Christians have a unique relationship with money. We maintain a healthy desire to have it, but at the same time we maintain a respectful fear of it. We believe that money equips us to do all kinds of good deeds, but also believe that the love of money is at the root of all kinds of evil. We work hard to earn it and then work hard to give it away. All the while we know that money has a unique power to reveal what’s going on in our hearts. We need money, we enjoy money, but we are also wary of money.

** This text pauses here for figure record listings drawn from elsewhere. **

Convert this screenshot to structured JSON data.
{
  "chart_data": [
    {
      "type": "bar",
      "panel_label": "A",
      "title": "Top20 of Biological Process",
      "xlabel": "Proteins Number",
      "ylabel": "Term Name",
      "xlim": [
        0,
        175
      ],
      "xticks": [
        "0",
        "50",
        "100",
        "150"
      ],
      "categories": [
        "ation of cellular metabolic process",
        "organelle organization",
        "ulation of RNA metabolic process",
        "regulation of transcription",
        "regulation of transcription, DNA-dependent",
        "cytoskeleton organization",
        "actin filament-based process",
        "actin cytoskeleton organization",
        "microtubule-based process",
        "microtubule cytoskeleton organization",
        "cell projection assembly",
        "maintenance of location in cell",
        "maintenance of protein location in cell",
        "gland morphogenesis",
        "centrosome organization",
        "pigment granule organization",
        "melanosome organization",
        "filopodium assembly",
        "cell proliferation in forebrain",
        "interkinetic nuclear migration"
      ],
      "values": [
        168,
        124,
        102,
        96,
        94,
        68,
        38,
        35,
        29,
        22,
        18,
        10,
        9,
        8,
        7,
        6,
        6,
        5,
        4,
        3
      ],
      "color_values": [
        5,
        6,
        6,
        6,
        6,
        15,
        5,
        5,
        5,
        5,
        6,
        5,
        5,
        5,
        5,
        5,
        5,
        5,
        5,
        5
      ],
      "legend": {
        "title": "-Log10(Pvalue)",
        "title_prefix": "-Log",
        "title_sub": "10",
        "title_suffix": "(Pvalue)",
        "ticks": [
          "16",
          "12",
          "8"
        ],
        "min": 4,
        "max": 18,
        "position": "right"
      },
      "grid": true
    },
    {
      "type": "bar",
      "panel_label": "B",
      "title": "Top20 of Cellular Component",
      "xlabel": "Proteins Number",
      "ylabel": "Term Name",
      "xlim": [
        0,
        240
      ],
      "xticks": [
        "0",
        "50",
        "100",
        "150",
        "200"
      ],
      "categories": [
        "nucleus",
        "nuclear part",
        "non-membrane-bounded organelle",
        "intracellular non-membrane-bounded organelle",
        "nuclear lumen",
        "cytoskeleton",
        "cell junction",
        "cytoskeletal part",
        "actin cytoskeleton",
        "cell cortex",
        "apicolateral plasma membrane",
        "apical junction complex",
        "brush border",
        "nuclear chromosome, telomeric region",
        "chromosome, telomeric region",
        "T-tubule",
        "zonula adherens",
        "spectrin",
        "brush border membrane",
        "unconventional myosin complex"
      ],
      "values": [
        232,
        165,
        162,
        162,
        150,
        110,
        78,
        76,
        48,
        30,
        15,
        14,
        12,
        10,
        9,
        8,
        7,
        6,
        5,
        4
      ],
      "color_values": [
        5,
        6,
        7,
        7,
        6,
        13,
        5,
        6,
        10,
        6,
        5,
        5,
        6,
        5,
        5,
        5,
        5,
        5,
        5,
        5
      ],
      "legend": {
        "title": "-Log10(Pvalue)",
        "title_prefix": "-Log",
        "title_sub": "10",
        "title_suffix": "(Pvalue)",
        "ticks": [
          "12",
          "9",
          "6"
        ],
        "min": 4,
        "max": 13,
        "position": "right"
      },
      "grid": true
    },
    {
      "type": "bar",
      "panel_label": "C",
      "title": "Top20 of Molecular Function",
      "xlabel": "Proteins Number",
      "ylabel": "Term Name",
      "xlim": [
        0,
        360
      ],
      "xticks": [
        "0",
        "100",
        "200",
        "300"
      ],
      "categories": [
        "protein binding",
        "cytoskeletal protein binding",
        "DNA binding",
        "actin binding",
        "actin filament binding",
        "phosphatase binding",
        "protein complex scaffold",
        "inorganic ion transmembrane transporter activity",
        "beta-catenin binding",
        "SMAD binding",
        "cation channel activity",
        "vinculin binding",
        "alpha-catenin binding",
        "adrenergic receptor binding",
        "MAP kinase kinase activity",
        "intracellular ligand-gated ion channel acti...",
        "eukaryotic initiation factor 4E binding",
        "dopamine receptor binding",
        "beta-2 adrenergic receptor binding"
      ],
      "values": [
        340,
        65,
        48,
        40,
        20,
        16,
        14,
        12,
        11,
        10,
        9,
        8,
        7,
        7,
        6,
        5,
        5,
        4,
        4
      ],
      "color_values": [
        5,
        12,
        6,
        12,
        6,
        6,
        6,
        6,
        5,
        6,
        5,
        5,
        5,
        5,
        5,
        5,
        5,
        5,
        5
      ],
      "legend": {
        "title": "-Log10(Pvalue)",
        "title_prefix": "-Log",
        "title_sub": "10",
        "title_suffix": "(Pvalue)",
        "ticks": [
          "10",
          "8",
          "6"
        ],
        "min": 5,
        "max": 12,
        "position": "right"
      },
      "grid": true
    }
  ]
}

If we were to add up all the money that comes through our hands over the course of a lifetime, then compare it to how much we have at the present moment or how much we have at our final moment, I expect that most of us would be shocked. A person working a very middling kind of middle-class job is likely to have millions come and go, to be earned and spent or earned and donated. That person does not need to be a spendthrift to have earned an awful lot, to have spent an awful lot, and to have little left to show for it. Life is, after all, extremely expensive. Even the minimalists, even the coupon clippers, even the most frugal among us experience vast transfers of wealth to our hands and from our hands.

I often grapple with guilt when I consider the expenses that come with life. While my family is in no way lavish in our lifestyle, we still accumulate what seems to be a vast number of expenses. We bought the smallest and cheapest house we could find and have stayed put here; we have always driven our cars for a long time; we have modest vacations (or slightly more exciting vacations only if travel points can carry the load); we give to the church and other organizations in a way that is generous but not in a way that is extreme. We’re probably just like you in these ways!

Yet when I look at our accounts at the end of the month, when I look at our bills, when I look at our bank balance, I often feel such deep guilt, such deep sorrow. Where does it all go? Why does it go there? And just when it seems like we might get ahead a little, brakes fail or appliances quit or pipes leak. Or if there’s none of that, we think that maybe, just maybe, we can finally address one of those long-term issues like our rotting deck or cracked tiles. Every few months we reassess our budget and agree to tighten our collective belts, but soon find there just isn’t much we can do. The reality is that life is expensive. Life in this place and at this time comes with a baseline level of expense that is discouragingly high, but also inevitable and unavoidable.

So what do we do? We believe deeply that we are not the owners of our money, but rather the stewards of God’s money. We believe deeply that we are responsible to use our money wisely and in a way that honors God. We believe deeply that money reveals our hearts and tells us whether we are truly trusting in God or subtly trusting in wealth, whether our lives are pursuing God’s goals or sinfully pursuing our own. But none of that can lower the cost of car insurance or college tuition. None of that can hold back the need for a brake job or new roof. Our convictions about money will influence some of the expenses we choose to take on, but it won’t make our bills go away and won’t do much to mitigate the fact that life is just plain costly.

Just like we can make money into a god when we are profligate, we can make money into a god when we are frugal.

To deal with the agony of paying another bill, to deal with the sorrow of seeing retirement accounts that rise too slowly or credit card bills that swell too quickly, we’ve come up with a little phrase we utter often: It’s only money. Money matters, but it’s still only money. Just like we can make money into a god when we are profligate, we can make money into a god when we are frugal. Just like we can care too little about money and spend it too freely, we can care too much about money and hold it too tightly. As usual, there is peril on both sides.

So we’ve determined that as long as we are living an appropriately modest lifestyle, and as long as we are managing our money as faithful stewards, and as long as we are giving to the Lord with a gospel-motivated generosity, and as long as we are setting some aside so we should not have to depend upon others in the future, the only way to avoid undue discouragement about the sheer expense of life is to shrug our shoulders, swipe our card, and say, “it’s only money.” While this isn’t how we want to spend it, this is how we have to spend it, and we will choose to be content. After all, it’s only money.